India Pale Ales are arguably one of the most popular styles among homebrewers. To understand the style, we must go back to the roots of the industrial revolution in seventeenth century England. With the introduction of coke for use as a fuel source around 1642 , maltsters were able to produce malts with considerably less colour and smokiness than malts dried from wood fires. Porters and milds would have been common at the time due to the darker malts, and it wasn’t until 1703 that the term “Pale Ale’ actually came into use. The darker beers would have continued to dominate the market, partly because the newer pale malts were more expensive. As a result of Henry Thrale’s use of a hydrometer at Anchor Brewery in 1770, brewers were able to tell that the yield of fermentables from the paler malts was actually greater, thus offsetting the difference in cost. When the tax on glass was lifted in 1845, it irreversibly paved the way for a much wider appreciation of the golden-copper coloured ales. By this time, The Bow Brewery had been taking advantage at the low cargo rates on the ships returning to India for 40+ years, calling the new beer “India Ale”. I’m sure the first shipments must have been met with complaints and even refusals due to what must have been very skunky beer. The long ocean voyage through the tropics would have been the perfect conditions to ruin any beer that was in production at the time. A brewer at the Bow Brewery, George Hodgson, by adjusting his recipe, discovered that higher hopping rates, along with higher attenuation, resulted in a beer that was able to withstand the arduous 3 month voyage. (Hops are antibacterial by nature and higher attenuation would leave less residual sugars for any microorganisms to feast on, also resulting in a higher alcohol content) With these changes, the world was introduced to India Pale Ale.

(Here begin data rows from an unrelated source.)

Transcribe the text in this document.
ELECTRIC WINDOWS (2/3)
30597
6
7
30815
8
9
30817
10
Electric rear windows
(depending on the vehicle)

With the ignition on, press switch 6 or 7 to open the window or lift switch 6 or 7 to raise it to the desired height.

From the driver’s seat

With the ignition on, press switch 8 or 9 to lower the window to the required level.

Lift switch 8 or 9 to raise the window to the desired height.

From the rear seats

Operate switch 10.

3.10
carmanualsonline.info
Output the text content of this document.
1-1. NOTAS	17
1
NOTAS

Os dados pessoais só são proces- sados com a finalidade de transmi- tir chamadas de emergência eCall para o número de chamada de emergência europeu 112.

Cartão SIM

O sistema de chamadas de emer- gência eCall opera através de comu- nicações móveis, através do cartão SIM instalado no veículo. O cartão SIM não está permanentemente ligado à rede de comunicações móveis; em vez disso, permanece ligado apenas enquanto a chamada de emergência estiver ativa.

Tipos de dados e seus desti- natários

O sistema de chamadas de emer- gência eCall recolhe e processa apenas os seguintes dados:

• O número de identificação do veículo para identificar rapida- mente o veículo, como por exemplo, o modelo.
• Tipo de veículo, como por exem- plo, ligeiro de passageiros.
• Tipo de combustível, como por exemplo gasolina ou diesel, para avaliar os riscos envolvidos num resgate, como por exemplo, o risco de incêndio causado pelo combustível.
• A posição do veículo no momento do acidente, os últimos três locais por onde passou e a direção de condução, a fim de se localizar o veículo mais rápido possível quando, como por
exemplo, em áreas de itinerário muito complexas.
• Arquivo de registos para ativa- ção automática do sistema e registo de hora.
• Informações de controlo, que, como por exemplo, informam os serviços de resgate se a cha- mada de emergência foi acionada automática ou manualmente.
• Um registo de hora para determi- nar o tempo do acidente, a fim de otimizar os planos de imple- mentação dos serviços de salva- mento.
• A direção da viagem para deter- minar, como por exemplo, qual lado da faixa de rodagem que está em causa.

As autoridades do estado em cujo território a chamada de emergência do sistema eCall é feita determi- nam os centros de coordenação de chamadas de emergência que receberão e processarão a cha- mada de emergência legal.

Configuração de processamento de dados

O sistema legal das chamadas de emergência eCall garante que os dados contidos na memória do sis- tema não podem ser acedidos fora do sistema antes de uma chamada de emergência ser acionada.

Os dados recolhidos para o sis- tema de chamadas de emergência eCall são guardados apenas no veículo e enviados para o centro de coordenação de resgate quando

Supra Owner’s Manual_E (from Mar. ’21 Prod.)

[If you’re interested in learning more of the history, take the time and follow Thom Tomlinson from Brewing Techniques on the complete journey of one of the world’s great beer styles: India Pale Ale Part 1: IPA and Empire & Part 2: The Sun Never Sets.]
Obviously, the distinguishing characteristics of an India Pale Ale are it’s high hopping level and elevated alcohol content. When designing your recipe, start by using these guidelines:
- Use a quality English or American 2 row malt for your base. If using extract, use the pale or light DME
- Use 5-8% crystal malt with a rating of about 40L
- Up to 5% of the grist may be a specialty malt such as carapils, vienna, munich, aromatic, biscuit, victory etc.

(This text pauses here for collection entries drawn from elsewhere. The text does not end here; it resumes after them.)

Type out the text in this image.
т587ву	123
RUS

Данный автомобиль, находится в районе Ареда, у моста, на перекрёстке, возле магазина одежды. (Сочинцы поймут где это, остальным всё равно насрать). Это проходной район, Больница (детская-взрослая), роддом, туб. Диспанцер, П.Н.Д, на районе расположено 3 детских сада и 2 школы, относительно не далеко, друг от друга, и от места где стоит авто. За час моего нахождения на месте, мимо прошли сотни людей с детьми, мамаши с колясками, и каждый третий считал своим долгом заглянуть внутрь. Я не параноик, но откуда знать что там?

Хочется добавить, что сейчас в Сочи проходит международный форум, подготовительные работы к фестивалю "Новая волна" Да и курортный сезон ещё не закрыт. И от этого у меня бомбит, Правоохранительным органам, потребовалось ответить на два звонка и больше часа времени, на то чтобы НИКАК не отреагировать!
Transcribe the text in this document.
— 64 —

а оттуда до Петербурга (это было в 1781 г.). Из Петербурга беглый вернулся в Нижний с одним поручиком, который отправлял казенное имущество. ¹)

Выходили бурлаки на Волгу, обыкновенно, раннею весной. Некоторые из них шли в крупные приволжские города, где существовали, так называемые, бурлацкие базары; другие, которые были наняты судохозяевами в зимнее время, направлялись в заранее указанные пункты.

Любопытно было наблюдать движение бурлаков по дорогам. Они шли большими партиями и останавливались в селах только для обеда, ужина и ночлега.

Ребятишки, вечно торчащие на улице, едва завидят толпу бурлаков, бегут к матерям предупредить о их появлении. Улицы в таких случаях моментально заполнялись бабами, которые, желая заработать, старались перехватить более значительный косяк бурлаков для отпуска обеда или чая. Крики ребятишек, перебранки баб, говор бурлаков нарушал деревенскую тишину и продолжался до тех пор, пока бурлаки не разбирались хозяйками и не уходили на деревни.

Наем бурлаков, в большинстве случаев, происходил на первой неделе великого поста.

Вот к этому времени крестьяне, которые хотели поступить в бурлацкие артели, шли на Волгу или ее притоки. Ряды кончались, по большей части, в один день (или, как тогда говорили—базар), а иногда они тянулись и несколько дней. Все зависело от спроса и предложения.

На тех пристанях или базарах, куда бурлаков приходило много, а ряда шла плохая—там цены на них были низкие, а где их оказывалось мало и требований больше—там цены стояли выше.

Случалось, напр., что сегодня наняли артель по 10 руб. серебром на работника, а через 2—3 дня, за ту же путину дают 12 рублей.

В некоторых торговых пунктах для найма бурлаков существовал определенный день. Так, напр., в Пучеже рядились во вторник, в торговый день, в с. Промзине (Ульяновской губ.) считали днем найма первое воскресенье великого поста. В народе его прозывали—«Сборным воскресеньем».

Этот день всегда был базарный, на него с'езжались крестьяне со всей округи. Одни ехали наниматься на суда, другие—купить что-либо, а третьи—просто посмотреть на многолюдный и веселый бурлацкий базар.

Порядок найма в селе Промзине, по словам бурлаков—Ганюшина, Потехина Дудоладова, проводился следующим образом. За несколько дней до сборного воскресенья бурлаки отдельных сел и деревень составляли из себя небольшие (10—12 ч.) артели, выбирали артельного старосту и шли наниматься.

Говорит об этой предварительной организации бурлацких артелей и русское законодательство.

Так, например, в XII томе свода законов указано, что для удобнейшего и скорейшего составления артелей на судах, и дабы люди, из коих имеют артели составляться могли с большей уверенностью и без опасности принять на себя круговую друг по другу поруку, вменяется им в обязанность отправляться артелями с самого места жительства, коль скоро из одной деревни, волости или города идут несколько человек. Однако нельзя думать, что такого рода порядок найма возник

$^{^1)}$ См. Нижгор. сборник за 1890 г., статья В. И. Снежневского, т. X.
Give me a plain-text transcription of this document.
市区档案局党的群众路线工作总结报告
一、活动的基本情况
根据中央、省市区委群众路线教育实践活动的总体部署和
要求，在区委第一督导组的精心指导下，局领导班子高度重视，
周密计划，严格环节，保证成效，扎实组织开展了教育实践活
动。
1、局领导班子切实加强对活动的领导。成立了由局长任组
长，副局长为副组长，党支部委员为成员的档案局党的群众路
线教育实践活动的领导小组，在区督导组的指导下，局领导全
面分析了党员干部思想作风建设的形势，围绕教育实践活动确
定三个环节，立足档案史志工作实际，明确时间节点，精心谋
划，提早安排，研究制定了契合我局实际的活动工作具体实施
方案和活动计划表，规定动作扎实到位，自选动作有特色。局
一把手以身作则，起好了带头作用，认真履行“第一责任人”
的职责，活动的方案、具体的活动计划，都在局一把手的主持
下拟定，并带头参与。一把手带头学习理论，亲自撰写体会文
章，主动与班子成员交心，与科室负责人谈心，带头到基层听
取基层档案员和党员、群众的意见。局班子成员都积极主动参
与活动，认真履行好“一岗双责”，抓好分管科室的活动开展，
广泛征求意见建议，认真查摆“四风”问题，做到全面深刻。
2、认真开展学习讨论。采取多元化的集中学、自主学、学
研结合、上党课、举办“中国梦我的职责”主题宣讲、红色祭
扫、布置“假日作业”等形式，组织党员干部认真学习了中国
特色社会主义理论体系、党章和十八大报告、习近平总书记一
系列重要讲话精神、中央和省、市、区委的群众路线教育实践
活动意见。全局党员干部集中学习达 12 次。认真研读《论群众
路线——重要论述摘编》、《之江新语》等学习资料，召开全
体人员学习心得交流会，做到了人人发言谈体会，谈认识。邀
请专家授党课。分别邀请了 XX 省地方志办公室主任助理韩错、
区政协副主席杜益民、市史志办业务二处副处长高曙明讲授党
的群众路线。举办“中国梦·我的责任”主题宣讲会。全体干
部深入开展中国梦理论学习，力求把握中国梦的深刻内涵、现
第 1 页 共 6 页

- Your original gravity should be between 1.050 – 1.070
- Use hops according to style: East Kent Goldings, Fuggles or Challenger for English IPA’s and Cascade, Centennial or Chinook for American IPA’s
- Your bitterness ratio should be a minimum of 0.800 (40-60 IBU’s, but can be higher)
- Dry hopping is, of course, appropriate for IPA’s. Plus experiment with the timing of your additions, @15mins,@10mins, @5mins, during the whirlpool, just prior to running through your chiller etc.
- Use a water to grain ratio of about 1 quart per pound to make a thick mash with a temperature between 149°F – 154°F.
- Colour is generally be between 4-14 SRM.
- Use a high attenuating yeast strain such as a “London” type ale for English IPA’s or an “American” ale type strain for American IPA’s.
Of course, you’re free to do whatever you want, but to target the basic foundation of the style, this is a good starting point.